There needs to be a newsfeed for phones... A list of all my drunken calls, texts, BBMs, new contacts, pictures sent AND received, all in chronological order.
My body is being held together with whiskey, nicotine, duct tape and a little bit of hope...
I think being an adult is being able to say no to free shots...I need to work on that.
Apparently, I showed up wrapped in caution tape and immediately jumped on the stripper pole and started making very sexual gestures at the birthday girl. We lasted ten minutes.
I wouldn't be surprised. You and I have basically synced up our brain chemistry by doing drugs together in the same way that two girls would sync their menstrual cycles by sharing a house.
The best part is every argument that she makes from here on out will be refuted by "Oh hey remember that time you shit yourself wearing someone else's sweatpants at a frat party?"
Holy crap, church bells in Cibolo just scared the hell out of me. I'm pretty sure they were yelling sinner at me.
I just went to add a song I had never heard before to my "high as fuck" playlist and it was already there.

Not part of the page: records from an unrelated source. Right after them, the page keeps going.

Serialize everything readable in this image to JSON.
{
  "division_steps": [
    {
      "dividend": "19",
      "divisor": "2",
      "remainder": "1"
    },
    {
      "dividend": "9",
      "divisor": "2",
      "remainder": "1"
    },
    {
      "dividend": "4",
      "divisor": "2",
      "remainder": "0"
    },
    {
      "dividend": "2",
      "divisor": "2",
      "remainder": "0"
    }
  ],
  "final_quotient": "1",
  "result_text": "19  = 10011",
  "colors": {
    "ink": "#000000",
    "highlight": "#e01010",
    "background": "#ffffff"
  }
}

I was out of weed and my vibrator broke, so I'm now at Red Lobster.
Also he said my vagina was sculpted by gods so there must be some feelings here.
Got kicked out of the club and woke up at a frat house. Good night? Couldn't tell you. I got a date out of it I'm glad someone thinks my drinking problem is cute.
Bruise count after new years, 7. 2018 is looking up.
Just got an email from match.com trying to match me with My ex..I nearly pissed myself laughing
We've been here for 9 days, so of course I am high at my in-laws' house.